Does this product have analytic continuation?
Let $\sigma:=\mathrm{Re}(s)$, and consider the principal branch of the logarithm. For $\sigma>3/2$ we have $$\begin{align*}p\log(1-p^{-s})-\log(1-p^{1-s})&=p\left(-p^{-s}+O(p^{-2\sigma})\right)-\left(-p^{1-s}+O(p^{2-2\sigma})\right)\\&=O(p^{2-2\sigma}),\end{align*}$$ hence the "Euler sum" $$H(s):=\sum_p\left\{p\log(1-p^{-s})-\log(1-p^{1-s})\right\},\qquad\sigma>3/2,$$ converges locally uniformly (and absolutely). This implies that the Euler product $$ G(s):=\exp(H(s))=\prod_p\frac{(1-p^{-s})^p}{1-p^{1-s}},\qquad\sigma>3/2,$$ defines a non-vanishing holomorphic function. In the original half-plane $\sigma>2$, we have $$ G(s)=\frac{\zeta(s-1)}{F(s)},\qquad\sigma>2,$$ hence $F(s)=\zeta(s-1)/G(s)$ extends to a meromorphic function in $\sigma>3/2$ with a simple pole at $s=2$ and no other pole there.
Regarding your second question, I am not aware of any papers where this function was studied. My argument above is rather standard though.
$$P(s) = \sum_p p^{-s}, \qquad \log F(s) = \sum_{p^k} \frac{p^{1-sk}}{k} = \sum_{k\ge 1} \frac{P(sk-1)}{k}$$
$P(s) = \sum_{n=1}^\infty \frac{\mu(n)}{n} \log \zeta(ns)$ and $P_N(s) = \sum_{n=N+1}^\infty \frac{\mu(n)}{n} \log \zeta(ns)$ is analytic for $\Re(s) > \frac{1}{N+1}$ so that $$e^{N! P(s)} = e^{N! P_N(s)}\prod_{n=1}^{N-1} \zeta(ns)^{\mu(n) \frac{N! }{n}}$$ is meromorphic for $\Re(s) > \frac{1}{N+1}$ providing the analytic continuation of $P(s)$ :
$P(s)$ has a branch point at $\frac{\rho}{N}$ for each $N\ge 1$ and non-trivial zero $\rho$ of $\zeta$.
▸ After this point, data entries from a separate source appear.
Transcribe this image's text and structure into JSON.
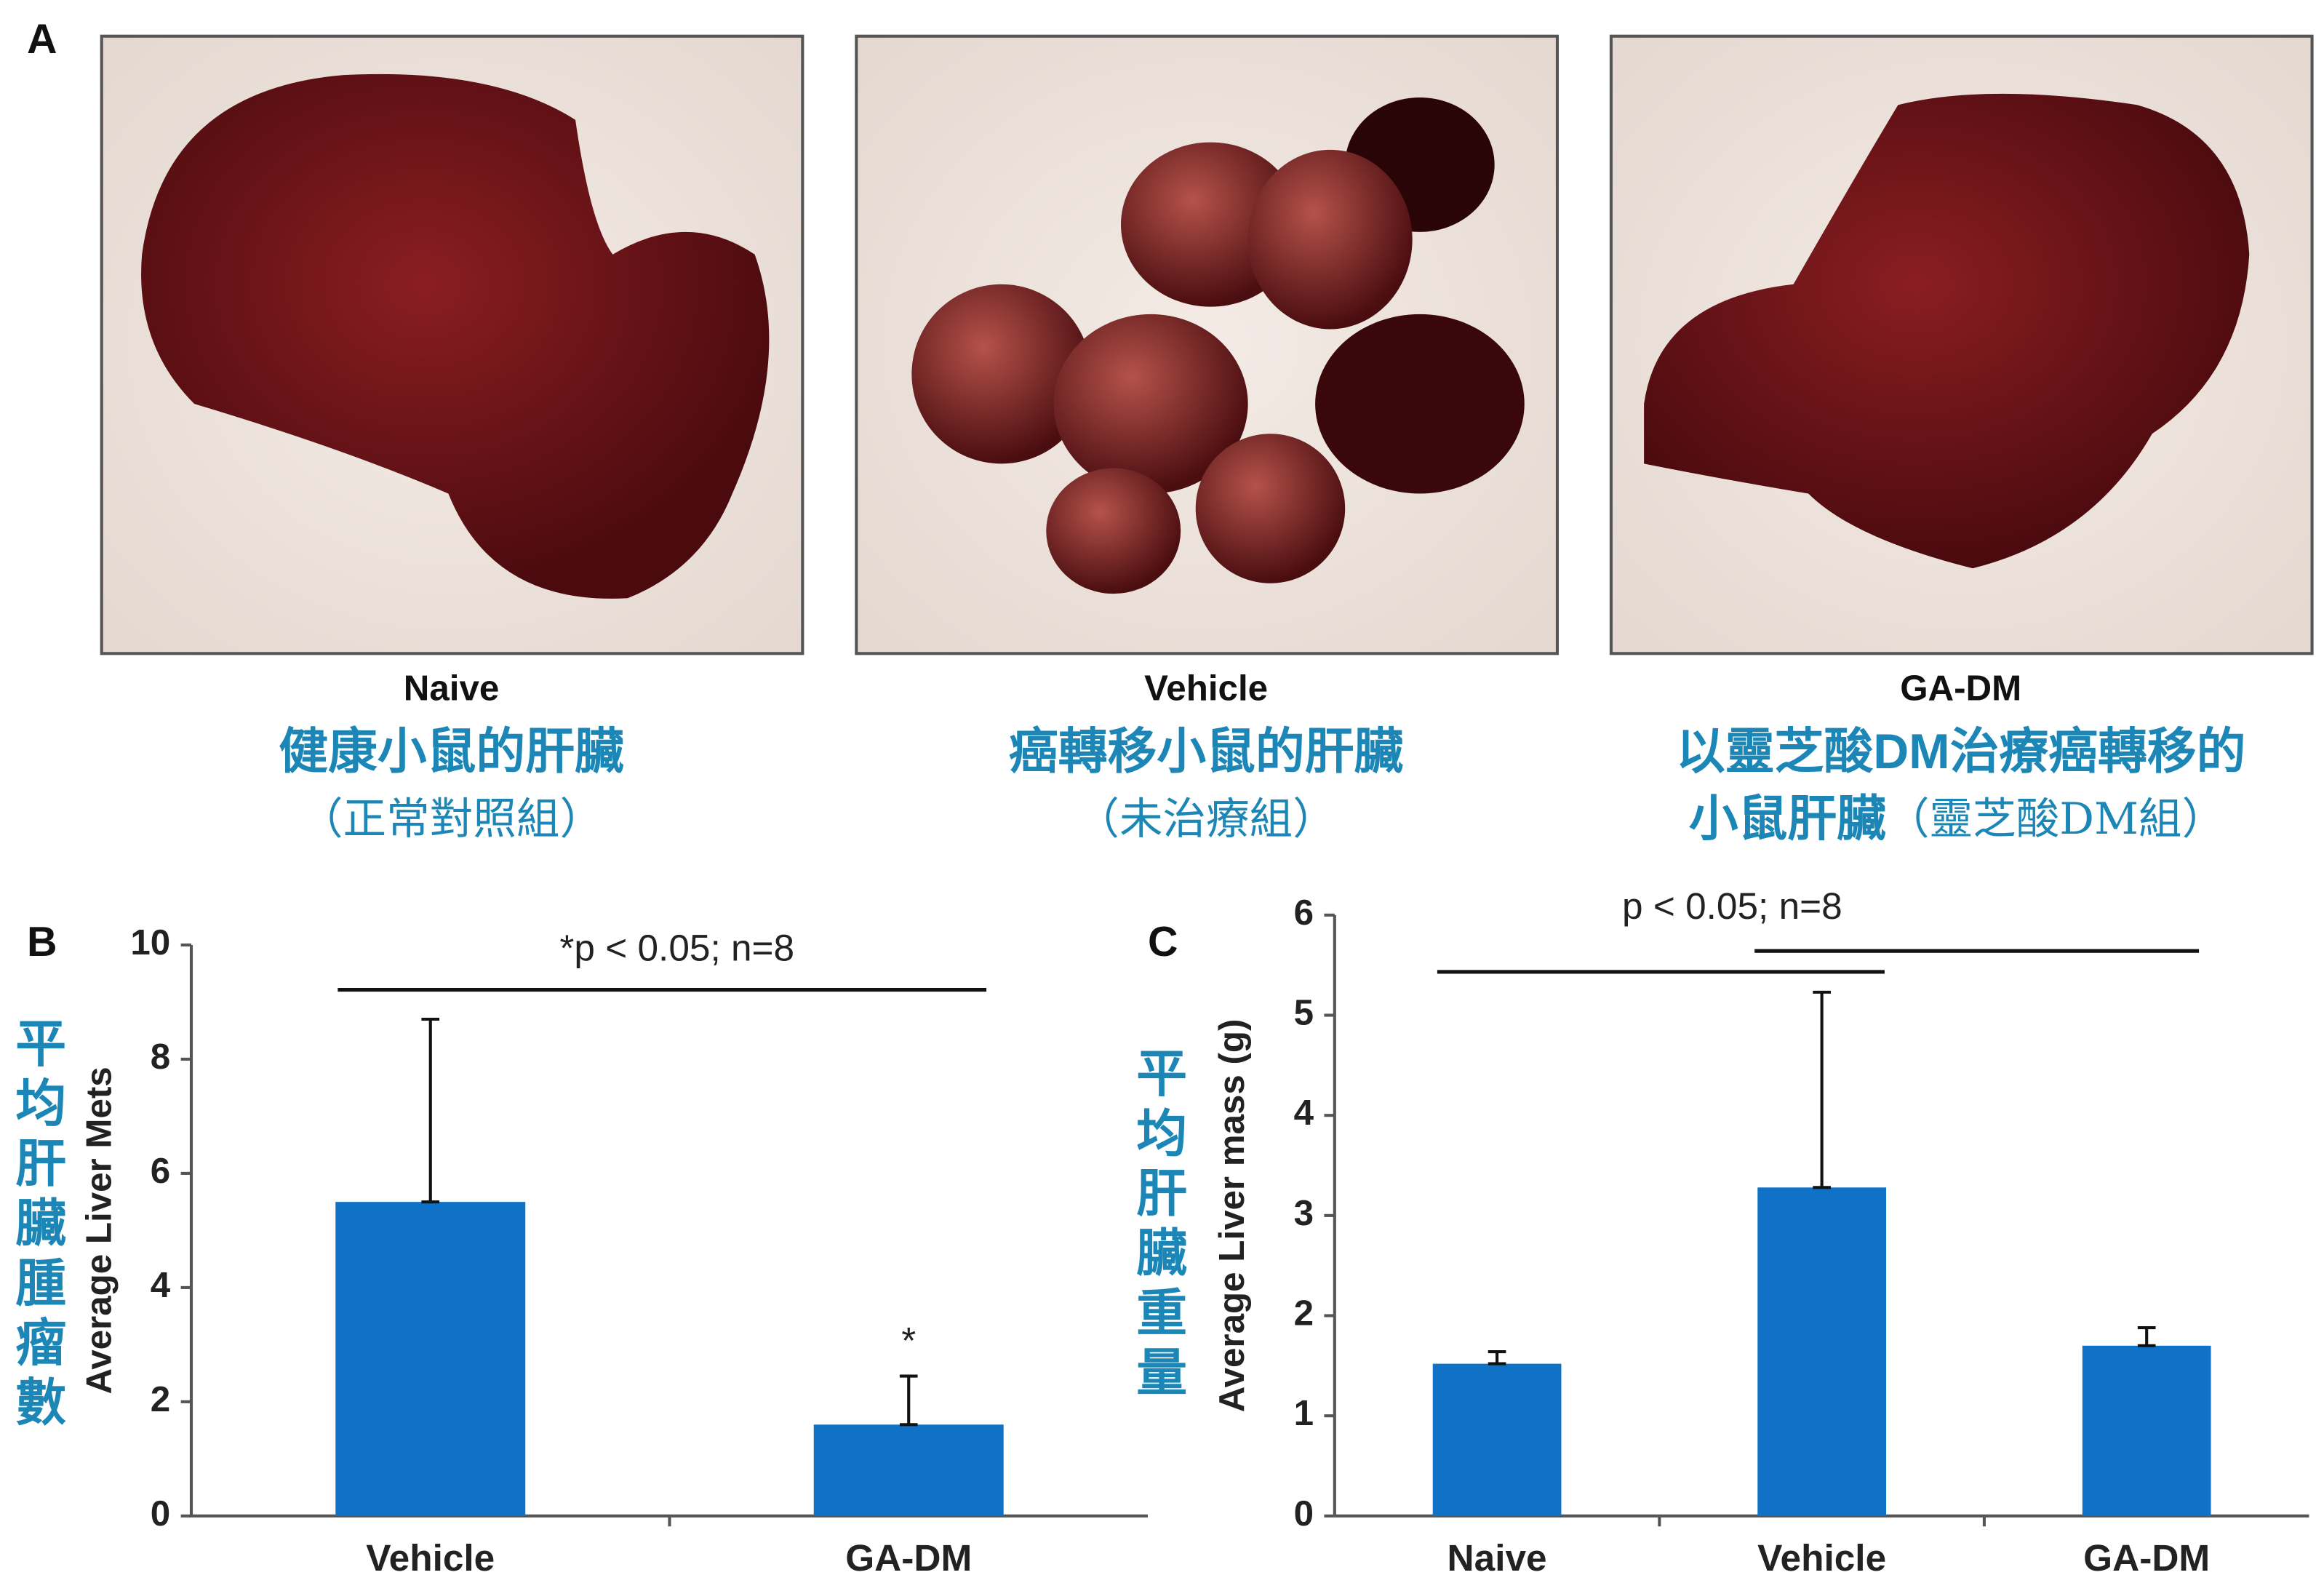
{
  "panel_a": {
    "label": "A",
    "photos": [
      {
        "label": "Naive",
        "caption": "健康小鼠的肝臟",
        "note": "（正常對照組）"
      },
      {
        "label": "Vehicle",
        "caption": "癌轉移小鼠的肝臟",
        "note": "（未治療組）"
      },
      {
        "label": "GA-DM",
        "caption": "以靈芝酸DM治療癌轉移的",
        "caption_2": "小鼠肝臟",
        "note": "（靈芝酸DM組）"
      }
    ]
  },
  "chart_data": [
    {
      "type": "bar",
      "panel_label": "B",
      "annotation": "*p < 0.05; n=8",
      "y_label": "Average Liver Mets",
      "y_label_zh": "平均肝臟腫瘤數",
      "categories": [
        "Vehicle",
        "GA-DM"
      ],
      "values": [
        5.5,
        1.6
      ],
      "errors": [
        3.2,
        0.85
      ],
      "markers": [
        {
          "category": "GA-DM",
          "text": "*"
        }
      ],
      "color": "#0f72c6",
      "ylim": [
        0,
        10
      ],
      "yticks": [
        0,
        2,
        4,
        6,
        8,
        10
      ]
    },
    {
      "type": "bar",
      "panel_label": "C",
      "annotation": "p < 0.05; n=8",
      "y_label": "Average Liver mass (g)",
      "y_label_zh": "平均肝臟重量",
      "categories": [
        "Naive",
        "Vehicle",
        "GA-DM"
      ],
      "values": [
        1.52,
        3.28,
        1.7
      ],
      "errors": [
        0.12,
        1.95,
        0.18
      ],
      "color": "#0f72c6",
      "ylim": [
        0,
        6
      ],
      "yticks": [
        0,
        1,
        2,
        3,
        4,
        5,
        6
      ]
    }
  ]
}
Therefore $P(s)$ has a natural boundary on $\Re(s) = 0$ and no analytic continuation exists beyond there.
For the same reason $F(s)^{N!}$ is meromorphic for $\Re(s) > 1+\frac{1}{N+1}$ and $\log F(s)$ has a branch point at $1+\frac{\rho}{N}$ for every $N\ge 1,\rho$ and hence a natural boundary on $\Re(s) = 1$ and no analytic continuation exists beyond there.